The Church of Tonga (Siasi ʻo Tonga) is one of the churches in Tonga. It is located in the capital Nukualofa.

It was established in 1929 by those members who did not agree to the unification in 1924 of the Wesleyan mission and the Free church into the Free Wesleyan Church of Tonga, and they also did not agree with the schism of 1929 when the Free Church of Tonga broke away. So they broke away too, and were fully established the year after, 1929.

To avoid confusion with the Free Church of Tonga, this church is colloquially known as the Church of the Lords.
After the death of Siaosi Fīnau Mīsini in 1938, his son, Siaosi Tangata ʻo Haʻamea became the next president, until he died too in 1960. It is remarkable that despite that Vavaʻu is the estate of ʻUlukālala, the Church of Tonga is only very small there.

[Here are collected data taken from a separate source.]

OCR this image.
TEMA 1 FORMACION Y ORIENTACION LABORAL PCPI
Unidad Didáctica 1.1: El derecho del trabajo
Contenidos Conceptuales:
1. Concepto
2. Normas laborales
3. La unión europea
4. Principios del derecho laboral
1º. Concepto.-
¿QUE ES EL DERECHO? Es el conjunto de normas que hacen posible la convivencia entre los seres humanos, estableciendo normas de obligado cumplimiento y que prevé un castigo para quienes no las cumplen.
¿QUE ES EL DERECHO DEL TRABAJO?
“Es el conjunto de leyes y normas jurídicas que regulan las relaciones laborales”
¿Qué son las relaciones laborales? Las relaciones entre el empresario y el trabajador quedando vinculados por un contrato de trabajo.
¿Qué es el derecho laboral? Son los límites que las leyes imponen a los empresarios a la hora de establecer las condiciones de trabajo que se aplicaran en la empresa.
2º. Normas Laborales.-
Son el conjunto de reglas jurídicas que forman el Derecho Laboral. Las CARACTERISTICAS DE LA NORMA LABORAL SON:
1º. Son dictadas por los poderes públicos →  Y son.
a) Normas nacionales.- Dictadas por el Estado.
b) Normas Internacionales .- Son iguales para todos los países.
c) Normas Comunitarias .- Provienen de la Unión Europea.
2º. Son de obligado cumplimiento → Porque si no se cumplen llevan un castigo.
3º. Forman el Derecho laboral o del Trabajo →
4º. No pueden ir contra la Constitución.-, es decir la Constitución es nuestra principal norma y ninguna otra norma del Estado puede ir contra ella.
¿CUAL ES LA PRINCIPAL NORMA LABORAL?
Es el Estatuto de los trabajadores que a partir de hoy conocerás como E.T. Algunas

The Current Leader of the Church is Reverend Dr Tu'ipulotu Lofitu Katoanga, who has been President of the Church since 2012 replacing Reverend Dr Tevita Feke Mafi. Dr Katoanga is a Former Principal of Tonga College, he retired from the Government's Ministry of Education to take up his post prior to his presidency which was to become the Secretary General of the Church while Dr Mafi was President. He is also a son of a Former President of the Church, the Late Reverend Finau Katoanga. The Current Secretary General of the Church is Reverend Siosiua Siola'a.